Democrats' Health Plan is 'Voodoo Economics'

COMMENTARY Budget and Spending

Democrats' Health Plan is 'Voodoo Economics'

Aug 5, 2009 3 min read
COMMENTARY BY

Senior Fellow, Manhattan Institute

Satirist P.J. O'Rourke once noted, "If you think health care is expensive now, wait until you see what it costs when it's free."

President Obama's health care reform is on life-support because it is premised on this very contradiction: It is not possible to simultaneously reduce government health spending and add millions of Americans to government health care rolls. After all, providing more health care costs more money.

Ironically, many of the same people who use "voodoo economics" to describe the idea that lower tax rates can increase revenues are effectively practicing their own voodoo economics by asserting that, in the words of Vice President Joseph R. Biden Jr., "We've got to spend money to keep from going bankrupt."

The White House is correct that government health care costs are trending toward bankruptcy. Since 1990, federal Medicare and Medicaid costs have doubled to 6.3 percent of the gross domestic product (GDP), and Medicaid also threatens to bankrupt states. Rising health care costs and 77 million retiring baby boomers are projected to push federal health spending to 16.6 percent of GDP by 2050. To put that in context, this 10.3 percent of GDP cost increase today would come to $1.44 trillion ($12,000 per household) annually.

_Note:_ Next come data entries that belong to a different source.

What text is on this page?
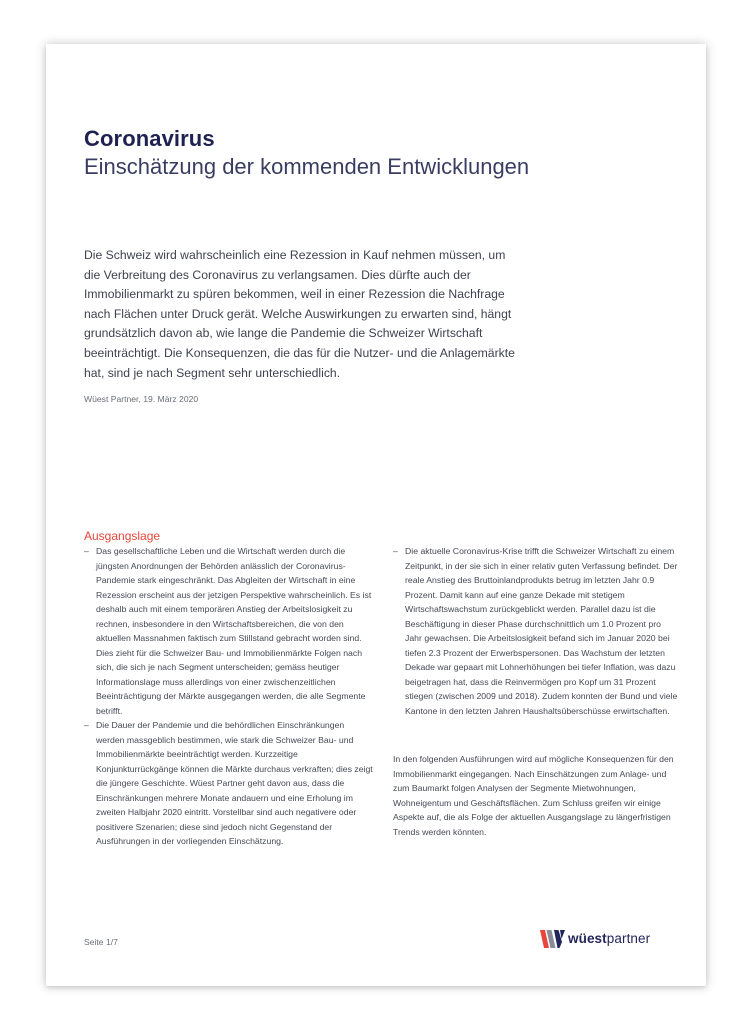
Coronavirus
Einschätzung der kommenden Entwicklungen

Die Schweiz wird wahrscheinlich eine Rezession in Kauf nehmen müssen, um die Verbreitung des Coronavirus zu verlangsamen. Dies dürfte auch der Immobilienmarkt zu spüren bekommen, weil in einer Rezession die Nachfrage nach Flächen unter Druck gerät. Welche Auswirkungen zu erwarten sind, hängt grundsätzlich davon ab, wie lange die Pandemie die Schweizer Wirtschaft beeinträchtigt. Die Konsequenzen, die das für die Nutzer- und die Anlagemärkte hat, sind je nach Segment sehr unterschiedlich.

Wüest Partner, 19. März 2020

Ausgangslage

– Das gesellschaftliche Leben und die Wirtschaft werden durch die jüngsten Anordnungen der Behörden anlässlich der Coronavirus-Pandemie stark eingeschränkt. Das Abgleiten der Wirtschaft in eine Rezession erscheint aus der jetzigen Perspektive wahrscheinlich. Es ist deshalb auch mit einem temporären Anstieg der Arbeitslosigkeit zu rechnen, insbesondere in den Wirtschaftsbereichen, die von den aktuellen Massnahmen faktisch zum Stillstand gebracht worden sind. Dies zieht für die Schweizer Bau- und Immobilienmärkte Folgen nach sich, die sich je nach Segment unterscheiden; gemäss heutiger Informationslage muss allerdings von einer zwischenzeitlichen Beeinträchtigung der Märkte ausgegangen werden, die alle Segmente betrifft.

– Die Dauer der Pandemie und die behördlichen Einschränkungen werden massgeblich bestimmen, wie stark die Schweizer Bau- und Immobilienmärkte beeinträchtigt werden. Kurzzeitige Konjunkturrückgänge können die Märkte durchaus verkraften; dies zeigt die jüngere Geschichte. Wüest Partner geht davon aus, dass die Einschränkungen mehrere Monate andauern und eine Erholung im zweiten Halbjahr 2020 eintritt. Vorstellbar sind auch negativere oder positivere Szenarien; diese sind jedoch nicht Gegenstand der Ausführungen in der vorliegenden Einschätzung.

– Die aktuelle Coronavirus-Krise trifft die Schweizer Wirtschaft zu einem Zeitpunkt, in der sie sich in einer relativ guten Verfassung befindet. Der reale Anstieg des Bruttoinlandprodukts betrug im letzten Jahr 0.9 Prozent. Damit kann auf eine ganze Dekade mit stetigem Wirtschaftswachstum zurückgeblickt werden. Parallel dazu ist die Beschäftigung in dieser Phase durchschnittlich um 1.0 Prozent pro Jahr gewachsen. Die Arbeitslosigkeit befand sich im Januar 2020 bei tiefen 2.3 Prozent der Erwerbspersonen. Das Wachstum der letzten Dekade war gepaart mit Lohnerhöhungen bei tiefer Inflation, was dazu beigetragen hat, dass die Reinvermögen pro Kopf um 31 Prozent stiegen (zwischen 2009 und 2018). Zudem konnten der Bund und viele Kantone in den letzten Jahren Haushaltsüberschüsse erwirtschaften.

In den folgenden Ausführungen wird auf mögliche Konsequenzen für den Immobilienmarkt eingegangen. Nach Einschätzungen zum Anlage- und zum Baumarkt folgen Analysen der Segmente Mietwohnungen, Wohneigentum und Geschäftsflächen. Zum Schluss greifen wir einige Aspekte auf, die als Folge der aktuellen Ausgangslage zu längerfristigen Trends werden könnten.

Seite 1/7	wüestpartner
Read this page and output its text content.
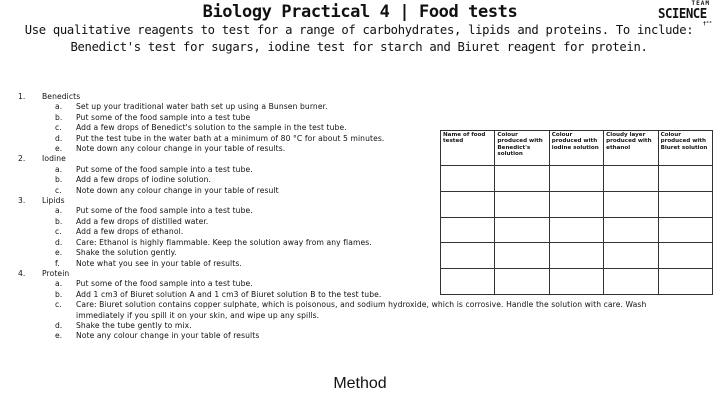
Biology Practical 4 | Food tests	TEAM
SCIENCE
†°°
Use qualitative reagents to test for a range of carbohydrates, lipids and proteins. To include: Benedict's test for sugars, iodine test for starch and Biuret reagent for protein.
1.	Benedicts
a.	Set up your traditional water bath set up using a Bunsen burner.
b.	Put some of the food sample into a test tube
c.	Add a few drops of Benedict's solution to the sample in the test tube.
d.	Put the test tube in the water bath at a minimum of 80 °C for about 5 minutes.
e.	Note down any colour change in your table of results.
2.	Iodine
a.	Put some of the food sample into a test tube.
b.	Add a few drops of iodine solution.
c.	Note down any colour change in your table of result
3.	Lipids
a.	Put some of the food sample into a test tube.
b.	Add a few drops of distilled water.
c.	Add a few drops of ethanol.
d.	Care: Ethanol is highly flammable. Keep the solution away from any flames.
e.	Shake the solution gently.
f.	Note what you see in your table of results.
4.	Protein
a.	Put some of the food sample into a test tube.
b.	Add 1 cm3 of Biuret solution A and 1 cm3 of Biuret solution B to the test tube.
c.	Care: Biuret solution contains copper sulphate, which is poisonous, and sodium hydroxide, which is corrosive. Handle the solution with care. Wash immediately if you spill it on your skin, and wipe up any spills.
d.	Shake the tube gently to mix.
e.	Note any colour change in your table of results
Name of food tested	Colour produced with Benedict's solution	Colour produced with iodine solution	Cloudy layer produced with ethanol	Colour produced with Biuret solution

Method
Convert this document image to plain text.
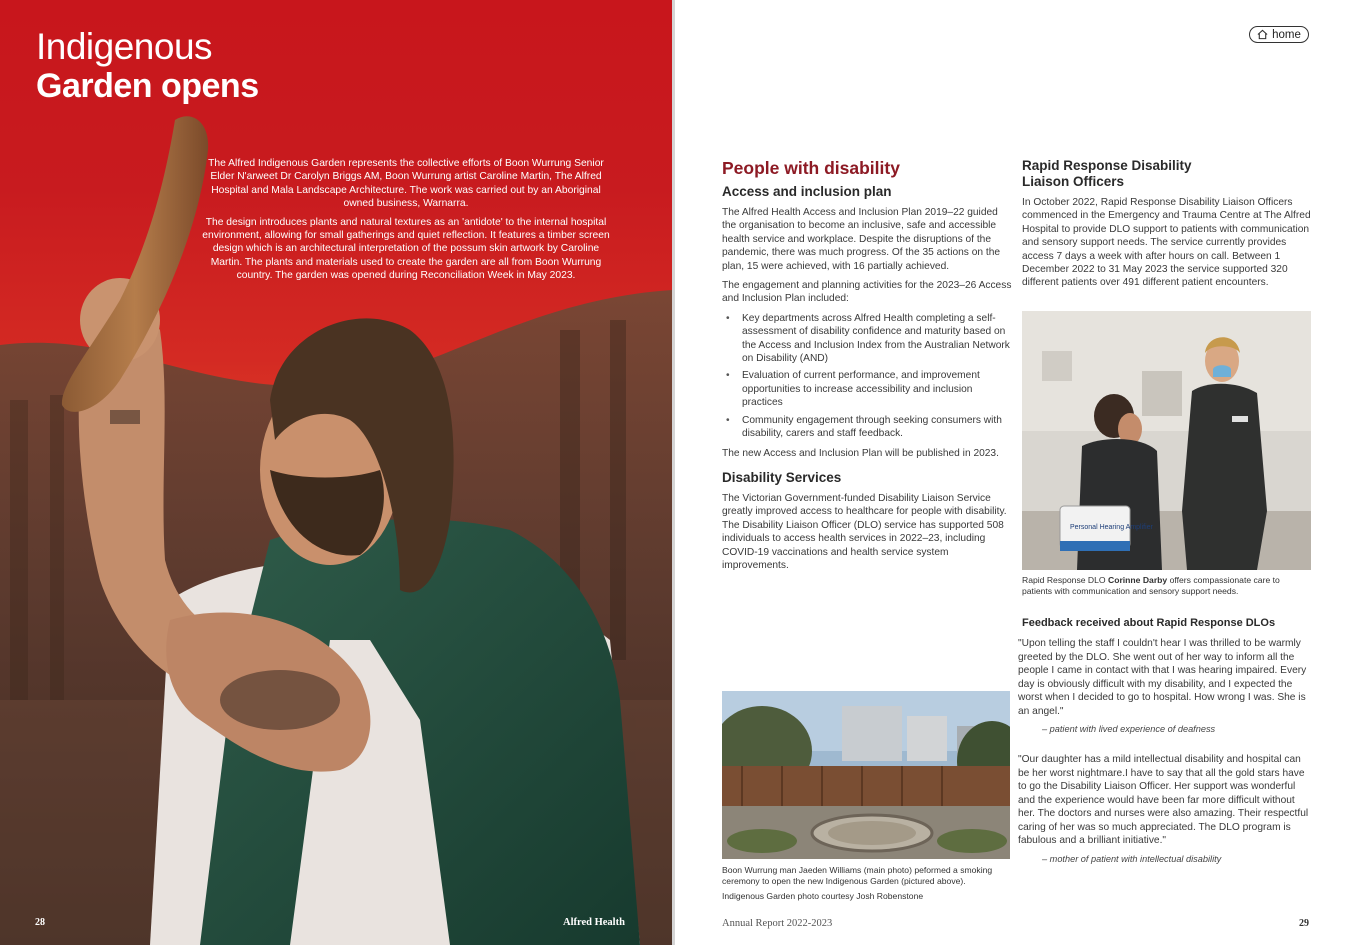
Indigenous
Garden opens

The Alfred Indigenous Garden represents the collective efforts of Boon Wurrung Senior Elder N'arweet Dr Carolyn Briggs AM, Boon Wurrung artist Caroline Martin, The Alfred Hospital and Mala Landscape Architecture. The work was carried out by an Aboriginal owned business, Warnarra.

The design introduces plants and natural textures as an 'antidote' to the internal hospital environment, allowing for small gatherings and quiet reflection. It features a timber screen design which is an architectural interpretation of the possum skin artwork by Caroline Martin. The plants and materials used to create the garden are all from Boon Wurrung country. The garden was opened during Reconciliation Week in May 2023.

28	Alfred Health
home
People with disability
Access and inclusion plan

The Alfred Health Access and Inclusion Plan 2019–22 guided the organisation to become an inclusive, safe and accessible health service and workplace. Despite the disruptions of the pandemic, there was much progress. Of the 35 actions on the plan, 15 were achieved, with 16 partially achieved.

The engagement and planning activities for the 2023–26 Access and Inclusion Plan included:

• Key departments across Alfred Health completing a self-assessment of disability confidence and maturity based on the Access and Inclusion Index from the Australian Network on Disability (AND)
• Evaluation of current performance, and improvement opportunities to increase accessibility and inclusion practices
• Community engagement through seeking consumers with disability, carers and staff feedback.

The new Access and Inclusion Plan will be published in 2023.

Disability Services

The Victorian Government-funded Disability Liaison Service greatly improved access to healthcare for people with disability. The Disability Liaison Officer (DLO) service has supported 508 individuals to access health services in 2022–23, including COVID-19 vaccinations and health service system improvements.

Rapid Response Disability
Liaison Officers

In October 2022, Rapid Response Disability Liaison Officers commenced in the Emergency and Trauma Centre at The Alfred Hospital to provide DLO support to patients with communication and sensory support needs. The service currently provides access 7 days a week with after hours on call. Between 1 December 2022 to 31 May 2023 the service supported 320 different patients over 491 different patient encounters.

Personal Hearing Amplifier
Rapid Response DLO Corinne Darby offers compassionate care to patients with communication and sensory support needs.
Feedback received about Rapid Response DLOs
"Upon telling the staff I couldn't hear I was thrilled to be warmly greeted by the DLO. She went out of her way to inform all the people I came in contact with that I was hearing impaired. Every day is obviously difficult with my disability, and I expected the worst when I decided to go to hospital. How wrong I was. She is an angel."
– patient with lived experience of deafness
"Our daughter has a mild intellectual disability and hospital can be her worst nightmare.I have to say that all the gold stars have to go the Disability Liaison Officer. Her support was wonderful and the experience would have been far more difficult without her. The doctors and nurses were also amazing. Their respectful caring of her was so much appreciated. The DLO program is fabulous and a brilliant initiative."
– mother of patient with intellectual disability

Boon Wurrung man Jaeden Williams (main photo) peformed a smoking ceremony to open the new Indigenous Garden (pictured above).

Indigenous Garden photo courtesy Josh Robenstone

Annual Report 2022-2023	29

Health reform must reduce these costs, Mr. Obama says.

Yet rather than restrain health spending, the Democratic health plans pour gasoline on the fire. The House plan would increase health spending by approximately $1 trillion in the first decade, and perhaps $2 trillion in the second decade. Millions of Americans would be moved into either a failed Medicaid system, or a government health plan that would likely receive taxpayer subsidies in order to undercut private health plans.

The Lewin Group estimates that 88 million Americans would lose their employer-based coverage and be forced into this government plan. This would add trillions more in federal costs, not necessarily all of which would be financed by employer "pay or play" premiums.

Nor would this increased government spending reduce private health care costs, which are expected to double to 21 percent of GDP by 2050. Despite the president's proclamation that "we can cut the average family's premium by about $2,500 per year," the Lewin Group calculates the House bill will add $460 annually to the average health plan as Washington shifts many of its own health costs onto private health plans.

Congressional Budget Office (CBO) Director Doug Elmendorf recently told the Senate Budget Committee, "The way I would put it is that the [health care cost] curve is being raised." He also noted that "the legislation significantly expands the federal responsibility for health care costs."

After abandoning the idea of scaling back runaway health care spending, Mr. Obama has shifted to arguing that health care reform should be deficit-neutral. This merely means raising taxes to feed the ever-growing health care beast.

The House bill would impose an income surtax of up to 5.4 percent on millions of upper-income families and small businesses even if the economy remains in recession.Combined with Mr. Obama's other proposed tax increases, as well as Medicare and state taxes, the top income-tax rate would reach 52 percent, higher than nearly all of Europe. Higher than France.

And it still wouldn't raise enough money to finance this new spending.

The CBO estimates the House plan would run a $239 billion deficit through 2019. Congress plans to make the bill appear deficit-neutral by reclassifying $250 billion in spending (for Medicare doctor payments) as part of the entitlement baseline. Only in Washington can one "cut" spending by deciding not to count spending that occurs.

Still, the plan is not truly deficit-neutral. By starting the tax increases in 2011 and the spending programs in 2013, the House bill runs a temporary surplus before falling into annual deficits that reach $65 billion by 2019. At that point, spending growth will far exceed dedicated revenue growth.

The CBO concludes that "in sum, relative to current law, the proposal would probably generate substantial increases in federal budget deficits during the decade beyond the current 10-year budget window." Simply projecting out the annual trends would put this second-decade deficit around $800 billion.

And for what? Higher health costs, lower quality, fewer choices, and 17 million remaining uninsured Americans.

While the House health plan is unacceptable, so is the status quo in health care. Better reforms would provide individual choice, competition between health plans, and a reduction in unsustainable health spending trends.

A better approach to health care reform would expand coverage based on choice and competition among private plans, as is approximated in the health plan that federal employees currently enjoy. Reform also should include tax and regulatory changes that provide individuals with more control over their health care dollars.

After rushing through a $787 billion "stimulus" package that has completely failed to rescue the economy, Mr. Obama was in a hurry to reorganize this one-sixth of the nation's economy before lawmakers go home for August recess and hear from their constituents.

Perhaps the president feared that some calculator-wielding constituents will point out that you cannot cut health spending by adding $1 trillion in health spending.

Brian M. Riedl is Grover M. Hermann Fellow in Federal Budgetary Affairs in the Thomas A. Roe Institute for Economic Policy Studies at The Heritage Foundation.